AI Is Fast. Infrastructure Is Not: The Latency Problem in Real-Time AI

You can watch this talk on YouTube in Russian and English(auto-dubbed).
The presentation is available here.

Amir Adigamov’s talk focused on one of the most visible gaps in modern AI products: the models are getting faster and more powerful, but many real-time AI experiences still feel slow to the user. His presentation unpacked that contradiction and showed that the real issue often lies not in the model itself, but in the surrounding infrastructure stack.

He began by defining what he meant by real-time AI — systems such as voice interfaces, game-related AI interactions, extended reality scenarios, or any user-facing experience where a person expects an immediate response. In those environments, even modest latency creates friction. The talk argued that while AI engines are improving at an extraordinary pace, the rest of the system often remains constrained by older architectural assumptions and slower data-handling layers.

A major theme of the session was that AI inference is only one stage in a much larger pipeline. Between the user request and the first useful answer, a system may incur network latency, queueing delays, business logic overhead, retrieval and ranking steps, serialization costs, vector database search time, and token generation time. Amir broke down this “anatomy of latency” in detail, explaining how even when the inference engine is fast, the user may still experience substantial delay because of all the surrounding layers. This was especially relevant in retrieval-augmented systems, where pre-processing and retrieval often consume a surprising portion of the response budget before generation even begins.

He also drew a distinction between time to first token and the rest of the generation process. For many systems, the first-token delay is the most important user experience threshold because it determines whether the interaction feels responsive.
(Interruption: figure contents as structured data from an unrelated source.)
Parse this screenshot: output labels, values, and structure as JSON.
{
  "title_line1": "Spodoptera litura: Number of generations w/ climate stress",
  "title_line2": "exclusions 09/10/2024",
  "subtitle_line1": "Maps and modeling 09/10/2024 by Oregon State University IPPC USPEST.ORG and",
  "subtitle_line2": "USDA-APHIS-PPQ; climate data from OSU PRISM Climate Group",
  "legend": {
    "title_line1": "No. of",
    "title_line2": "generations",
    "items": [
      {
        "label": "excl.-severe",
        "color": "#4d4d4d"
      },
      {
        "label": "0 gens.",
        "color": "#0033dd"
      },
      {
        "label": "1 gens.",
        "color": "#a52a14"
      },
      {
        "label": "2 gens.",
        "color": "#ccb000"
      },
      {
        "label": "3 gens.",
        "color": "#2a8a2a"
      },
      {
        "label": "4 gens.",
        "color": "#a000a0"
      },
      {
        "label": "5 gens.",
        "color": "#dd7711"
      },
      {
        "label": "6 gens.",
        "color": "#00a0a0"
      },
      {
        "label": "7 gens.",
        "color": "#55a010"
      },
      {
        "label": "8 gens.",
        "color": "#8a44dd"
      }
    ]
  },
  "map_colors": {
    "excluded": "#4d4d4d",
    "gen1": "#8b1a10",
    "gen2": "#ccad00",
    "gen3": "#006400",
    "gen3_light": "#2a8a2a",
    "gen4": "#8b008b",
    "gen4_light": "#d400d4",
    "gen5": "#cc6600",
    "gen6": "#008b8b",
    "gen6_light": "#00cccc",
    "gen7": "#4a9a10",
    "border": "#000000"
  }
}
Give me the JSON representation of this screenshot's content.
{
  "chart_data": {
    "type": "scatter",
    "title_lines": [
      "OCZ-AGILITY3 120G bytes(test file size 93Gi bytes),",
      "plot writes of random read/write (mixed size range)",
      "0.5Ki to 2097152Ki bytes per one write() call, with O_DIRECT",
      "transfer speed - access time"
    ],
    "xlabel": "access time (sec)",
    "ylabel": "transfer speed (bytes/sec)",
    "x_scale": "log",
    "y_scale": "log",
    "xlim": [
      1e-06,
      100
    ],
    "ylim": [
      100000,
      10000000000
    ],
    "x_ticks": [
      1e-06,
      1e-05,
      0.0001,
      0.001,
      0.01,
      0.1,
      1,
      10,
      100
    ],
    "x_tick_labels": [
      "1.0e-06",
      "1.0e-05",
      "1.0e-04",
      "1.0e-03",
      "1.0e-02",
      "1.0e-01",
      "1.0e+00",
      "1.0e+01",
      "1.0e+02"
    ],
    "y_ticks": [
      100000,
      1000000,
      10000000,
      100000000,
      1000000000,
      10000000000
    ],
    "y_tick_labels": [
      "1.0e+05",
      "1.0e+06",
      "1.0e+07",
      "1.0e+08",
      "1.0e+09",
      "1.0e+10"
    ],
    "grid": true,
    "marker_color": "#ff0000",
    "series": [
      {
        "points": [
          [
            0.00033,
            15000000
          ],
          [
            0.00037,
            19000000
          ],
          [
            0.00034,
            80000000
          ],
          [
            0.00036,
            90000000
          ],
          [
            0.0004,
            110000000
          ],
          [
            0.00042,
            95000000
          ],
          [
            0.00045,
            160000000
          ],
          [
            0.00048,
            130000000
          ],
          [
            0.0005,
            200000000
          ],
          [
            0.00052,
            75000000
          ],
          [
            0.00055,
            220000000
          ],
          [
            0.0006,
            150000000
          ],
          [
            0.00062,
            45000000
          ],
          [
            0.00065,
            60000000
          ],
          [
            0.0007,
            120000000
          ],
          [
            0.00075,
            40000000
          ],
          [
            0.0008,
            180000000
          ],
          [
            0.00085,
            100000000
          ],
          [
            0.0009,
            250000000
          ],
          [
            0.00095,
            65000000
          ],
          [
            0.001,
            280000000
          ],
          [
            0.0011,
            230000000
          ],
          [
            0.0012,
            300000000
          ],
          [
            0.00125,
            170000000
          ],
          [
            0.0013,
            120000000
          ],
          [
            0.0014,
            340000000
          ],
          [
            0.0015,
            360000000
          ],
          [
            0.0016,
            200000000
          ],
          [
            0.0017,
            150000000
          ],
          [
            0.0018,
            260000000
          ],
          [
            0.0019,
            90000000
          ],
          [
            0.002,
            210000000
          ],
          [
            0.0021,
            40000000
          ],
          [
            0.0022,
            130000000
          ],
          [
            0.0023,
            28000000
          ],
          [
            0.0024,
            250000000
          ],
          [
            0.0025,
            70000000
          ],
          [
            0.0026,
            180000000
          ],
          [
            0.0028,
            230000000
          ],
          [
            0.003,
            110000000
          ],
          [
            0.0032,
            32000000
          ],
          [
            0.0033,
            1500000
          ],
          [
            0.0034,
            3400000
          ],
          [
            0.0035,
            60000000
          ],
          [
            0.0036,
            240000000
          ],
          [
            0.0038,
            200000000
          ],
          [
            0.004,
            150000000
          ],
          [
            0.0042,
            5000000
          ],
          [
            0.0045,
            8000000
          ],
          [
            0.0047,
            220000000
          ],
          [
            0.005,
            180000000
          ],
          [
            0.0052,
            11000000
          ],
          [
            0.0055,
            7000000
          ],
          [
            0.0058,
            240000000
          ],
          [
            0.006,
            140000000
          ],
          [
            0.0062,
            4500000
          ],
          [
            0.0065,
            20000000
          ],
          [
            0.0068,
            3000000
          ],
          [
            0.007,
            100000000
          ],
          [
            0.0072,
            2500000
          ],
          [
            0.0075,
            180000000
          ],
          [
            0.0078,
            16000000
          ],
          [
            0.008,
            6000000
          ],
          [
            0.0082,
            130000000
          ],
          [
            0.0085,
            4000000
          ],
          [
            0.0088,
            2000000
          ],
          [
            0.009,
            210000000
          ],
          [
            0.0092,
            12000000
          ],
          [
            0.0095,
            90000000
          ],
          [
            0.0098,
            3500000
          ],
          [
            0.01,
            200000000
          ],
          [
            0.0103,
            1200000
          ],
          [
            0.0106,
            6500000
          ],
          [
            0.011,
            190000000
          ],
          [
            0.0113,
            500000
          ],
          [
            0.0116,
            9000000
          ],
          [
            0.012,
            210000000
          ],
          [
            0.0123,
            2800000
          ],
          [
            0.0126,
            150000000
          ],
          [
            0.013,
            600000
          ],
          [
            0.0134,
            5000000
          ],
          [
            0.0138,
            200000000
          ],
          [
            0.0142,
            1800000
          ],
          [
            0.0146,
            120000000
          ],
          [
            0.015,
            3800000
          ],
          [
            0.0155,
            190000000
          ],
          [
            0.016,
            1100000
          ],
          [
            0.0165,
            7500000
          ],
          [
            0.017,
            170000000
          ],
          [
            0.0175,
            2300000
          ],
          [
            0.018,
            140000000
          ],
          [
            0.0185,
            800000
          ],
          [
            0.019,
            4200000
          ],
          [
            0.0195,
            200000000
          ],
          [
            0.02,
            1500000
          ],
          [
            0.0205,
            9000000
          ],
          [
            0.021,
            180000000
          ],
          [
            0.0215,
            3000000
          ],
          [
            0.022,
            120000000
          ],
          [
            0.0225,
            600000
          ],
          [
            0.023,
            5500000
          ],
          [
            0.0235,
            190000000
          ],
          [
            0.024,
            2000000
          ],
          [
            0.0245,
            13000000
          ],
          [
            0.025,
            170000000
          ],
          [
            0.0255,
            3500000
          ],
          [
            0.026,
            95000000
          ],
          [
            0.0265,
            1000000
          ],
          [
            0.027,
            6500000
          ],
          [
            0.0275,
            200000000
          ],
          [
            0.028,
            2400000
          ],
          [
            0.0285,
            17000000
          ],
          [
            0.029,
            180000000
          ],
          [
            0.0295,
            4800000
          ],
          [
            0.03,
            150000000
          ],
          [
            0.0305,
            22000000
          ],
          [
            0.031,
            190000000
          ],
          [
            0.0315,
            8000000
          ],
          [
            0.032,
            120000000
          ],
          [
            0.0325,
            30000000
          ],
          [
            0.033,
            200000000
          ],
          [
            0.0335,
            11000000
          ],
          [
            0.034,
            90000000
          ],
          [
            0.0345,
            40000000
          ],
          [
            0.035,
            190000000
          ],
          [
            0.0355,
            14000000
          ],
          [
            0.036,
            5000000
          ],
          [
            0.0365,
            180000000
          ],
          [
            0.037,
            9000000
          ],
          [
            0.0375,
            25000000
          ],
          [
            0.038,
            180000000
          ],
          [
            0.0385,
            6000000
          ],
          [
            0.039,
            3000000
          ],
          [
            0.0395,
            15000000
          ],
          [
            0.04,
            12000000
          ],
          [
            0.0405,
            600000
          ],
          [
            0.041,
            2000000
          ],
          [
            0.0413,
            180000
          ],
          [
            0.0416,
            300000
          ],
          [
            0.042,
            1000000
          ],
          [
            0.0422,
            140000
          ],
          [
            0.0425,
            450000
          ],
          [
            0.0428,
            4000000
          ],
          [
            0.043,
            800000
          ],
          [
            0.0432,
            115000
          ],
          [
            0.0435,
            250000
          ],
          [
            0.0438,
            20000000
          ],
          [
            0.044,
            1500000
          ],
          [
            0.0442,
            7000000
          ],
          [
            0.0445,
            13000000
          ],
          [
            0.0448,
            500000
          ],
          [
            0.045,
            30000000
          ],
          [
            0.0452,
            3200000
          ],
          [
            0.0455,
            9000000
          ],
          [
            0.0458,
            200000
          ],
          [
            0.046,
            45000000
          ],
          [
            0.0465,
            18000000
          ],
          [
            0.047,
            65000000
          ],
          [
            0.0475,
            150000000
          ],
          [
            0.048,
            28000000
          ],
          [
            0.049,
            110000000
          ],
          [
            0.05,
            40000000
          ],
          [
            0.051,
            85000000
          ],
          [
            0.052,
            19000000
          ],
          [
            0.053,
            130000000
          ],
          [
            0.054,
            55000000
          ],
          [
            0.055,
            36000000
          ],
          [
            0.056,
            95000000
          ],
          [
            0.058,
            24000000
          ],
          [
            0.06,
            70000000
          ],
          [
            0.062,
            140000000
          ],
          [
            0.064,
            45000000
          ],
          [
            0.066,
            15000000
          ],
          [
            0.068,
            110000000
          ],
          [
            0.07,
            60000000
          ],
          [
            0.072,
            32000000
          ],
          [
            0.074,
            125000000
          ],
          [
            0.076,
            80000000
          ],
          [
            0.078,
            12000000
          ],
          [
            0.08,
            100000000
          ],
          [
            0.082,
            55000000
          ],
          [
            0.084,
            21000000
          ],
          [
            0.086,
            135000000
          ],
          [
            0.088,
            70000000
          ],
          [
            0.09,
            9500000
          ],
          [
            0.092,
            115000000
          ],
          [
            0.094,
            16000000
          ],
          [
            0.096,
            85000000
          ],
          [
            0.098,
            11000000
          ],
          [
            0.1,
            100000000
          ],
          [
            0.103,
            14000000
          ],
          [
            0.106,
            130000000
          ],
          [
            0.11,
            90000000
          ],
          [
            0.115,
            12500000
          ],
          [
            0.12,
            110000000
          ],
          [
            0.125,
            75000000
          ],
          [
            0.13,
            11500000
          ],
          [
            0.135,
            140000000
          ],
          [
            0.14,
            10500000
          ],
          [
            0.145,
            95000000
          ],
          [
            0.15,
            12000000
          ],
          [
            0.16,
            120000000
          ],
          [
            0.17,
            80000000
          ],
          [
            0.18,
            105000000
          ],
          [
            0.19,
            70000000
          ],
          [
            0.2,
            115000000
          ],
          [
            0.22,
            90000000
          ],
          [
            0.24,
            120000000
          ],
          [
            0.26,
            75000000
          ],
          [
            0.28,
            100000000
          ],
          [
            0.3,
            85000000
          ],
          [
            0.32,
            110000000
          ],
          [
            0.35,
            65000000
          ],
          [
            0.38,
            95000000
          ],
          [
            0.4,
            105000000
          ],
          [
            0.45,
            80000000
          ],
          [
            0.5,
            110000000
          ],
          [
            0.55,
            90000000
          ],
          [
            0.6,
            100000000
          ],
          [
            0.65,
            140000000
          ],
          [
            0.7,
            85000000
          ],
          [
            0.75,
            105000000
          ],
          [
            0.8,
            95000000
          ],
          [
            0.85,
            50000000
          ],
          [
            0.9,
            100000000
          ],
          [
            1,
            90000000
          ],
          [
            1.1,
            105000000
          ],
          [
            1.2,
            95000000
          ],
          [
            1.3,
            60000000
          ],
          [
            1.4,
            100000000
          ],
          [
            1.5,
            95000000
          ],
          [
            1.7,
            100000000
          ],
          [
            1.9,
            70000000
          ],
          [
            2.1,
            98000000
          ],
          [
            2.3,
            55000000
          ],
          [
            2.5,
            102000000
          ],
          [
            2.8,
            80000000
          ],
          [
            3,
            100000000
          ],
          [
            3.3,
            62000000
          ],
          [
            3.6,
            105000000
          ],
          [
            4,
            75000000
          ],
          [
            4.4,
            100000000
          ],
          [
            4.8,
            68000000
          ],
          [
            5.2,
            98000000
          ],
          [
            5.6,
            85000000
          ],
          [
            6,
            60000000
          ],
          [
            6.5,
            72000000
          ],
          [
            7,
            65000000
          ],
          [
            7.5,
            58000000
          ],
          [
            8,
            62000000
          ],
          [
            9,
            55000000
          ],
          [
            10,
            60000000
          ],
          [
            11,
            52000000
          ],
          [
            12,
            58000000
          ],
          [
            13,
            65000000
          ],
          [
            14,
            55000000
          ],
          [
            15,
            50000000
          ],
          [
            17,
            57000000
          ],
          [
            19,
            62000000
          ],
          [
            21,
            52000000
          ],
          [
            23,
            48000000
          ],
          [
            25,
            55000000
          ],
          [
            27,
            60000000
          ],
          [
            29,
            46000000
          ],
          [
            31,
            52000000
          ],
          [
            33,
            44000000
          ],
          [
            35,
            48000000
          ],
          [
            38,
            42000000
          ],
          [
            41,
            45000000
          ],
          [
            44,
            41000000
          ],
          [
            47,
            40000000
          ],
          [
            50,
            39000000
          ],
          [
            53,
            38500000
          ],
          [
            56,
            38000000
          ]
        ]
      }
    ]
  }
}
Once a system begins streaming output, users are more forgiving. But before that point, every step in the stack matters. The talk made it clear that optimizing real-time AI means optimizing the entire system path, not just the model.

Another practical and well-received part of the session covered architectural choices that affect latency. Amir contrasted older patterns such as REST and JSON serialization with faster alternatives like gRPC, protobuf-based communication, and more efficient binary formats. He also discussed memory and hardware design considerations, especially around token generation bottlenecks, and showed why throughput and responsiveness can be constrained by memory access patterns as much as by compute.

One of the strongest concrete examples in the talk involved voice AI architecture. He described a more traditional implementation in which the system waits for a user to finish speaking, then performs retrieval and ranking before responding. He contrasted that with a lower-latency architecture using a semantic cache, a fast-path agent for common requests, and a slower background process that prefetches likely relevant information while the user is still speaking. This kind of split architecture can dramatically reduce perceived latency by avoiding unnecessary waits and making the response path more proactive.

The practical recommendations at the end of the talk tied these ideas together: keep the path to the model short, avoid unnecessary legacy overhead, keep warm state where it matters, use caching aggressively when possible, and stream responses early instead of waiting for the whole pipeline to complete. The broader message was clear: users do not interact with isolated models — they interact with systems. And if those systems are architected poorly, no model alone will save the experience.